Dr Glover's name was on a list of BNP members that was leaked last year and published on the internet.
This week he told Times Higher Education: "I have no connection with any political party, least of all extreme groups." Pressed whether he had ever been a BNP member, he said: "I am not a member of any political party and believe wholeheartedly in the diversity position held by my university. My research entails studying music from societies around the world, which gives me a love of many cultures. How can that make me a right-winger? ... For these extreme left-wingers to be baying for my blood is ridiculous. This is 2009. The way they demand things is former Eastern Bloc or Third Reich, not a 21st-century diverse Britain.
"This has all the hallmarks of a 1950s McCarthy witch-hunt ... Higher education is not a political football that Right or Left should be allowed to kick around, especially when innocent people such as myself get caught up in it. It is about time that we moderates reclaimed it and removed it from the extremists' agenda."
Unite Against Fascism and another organisation, Love Music Hate Racism, launched a petition headlined "No to Racism and Fascism in our Education System". A Unite Against Facism spokesman said: "Members of the fascist BNP should not be allowed into our education system. Students put their trust in lecturers and have a right to be taught by people who will not judge them as inferior because of their skin colour, sexuality or for any other reason. We demand that Andrew Glover be removed from his role at Birmingham City University."

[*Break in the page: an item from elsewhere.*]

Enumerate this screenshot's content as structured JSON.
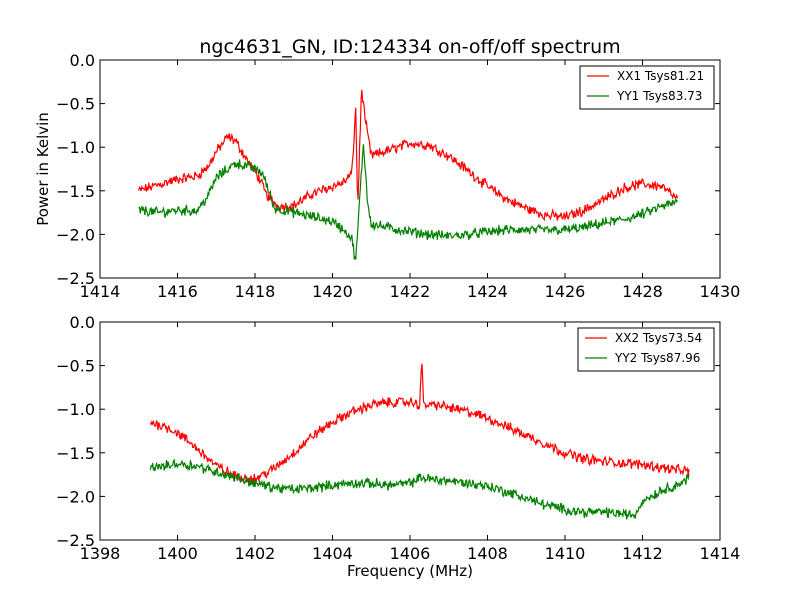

Rose Mitchell, a second-year student who initiated the petition, which has attracted 300 signatures to date, said she had been shocked by allegations that Dr Glover was a BNP member. "He teaches students from all over the world. I don't have any evidence that he has behaved in a racist way towards students," she said, adding that the allegation that he was involved in a far-Right party was "very worrying".
Sally Hunt, general secretary of the UCU, said: "Universities and colleges are rightly held up as examples to the rest of society because of their diversity and tolerance. The BNP has no interest in sharing those values and preaches only hate and fear."

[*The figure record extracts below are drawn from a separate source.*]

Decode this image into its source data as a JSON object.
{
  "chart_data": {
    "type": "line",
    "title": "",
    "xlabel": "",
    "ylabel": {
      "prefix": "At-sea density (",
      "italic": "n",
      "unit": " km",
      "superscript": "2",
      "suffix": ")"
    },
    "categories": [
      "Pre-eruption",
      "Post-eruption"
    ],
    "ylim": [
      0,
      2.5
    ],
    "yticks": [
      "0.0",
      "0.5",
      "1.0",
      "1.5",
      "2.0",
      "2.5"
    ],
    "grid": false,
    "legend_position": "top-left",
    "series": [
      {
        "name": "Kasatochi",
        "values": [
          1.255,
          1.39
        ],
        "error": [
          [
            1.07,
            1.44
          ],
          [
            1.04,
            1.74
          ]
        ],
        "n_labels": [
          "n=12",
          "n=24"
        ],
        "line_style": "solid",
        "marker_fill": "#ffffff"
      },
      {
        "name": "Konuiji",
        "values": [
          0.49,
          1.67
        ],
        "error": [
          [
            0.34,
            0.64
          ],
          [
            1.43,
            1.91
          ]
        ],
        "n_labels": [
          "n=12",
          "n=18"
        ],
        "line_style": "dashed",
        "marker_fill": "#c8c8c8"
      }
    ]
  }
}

A Birmingham City spokesman said: "A review is now under way after a series of public allegations. The university accepts that the political beliefs of its staff are a private matter - but we also want to make clear that if such views affect that person's work and professional relationships, then the university will carefully consider its response. The university positively promotes diversity and is proactive in tackling any kind of discrimination or prejudice on its campuses."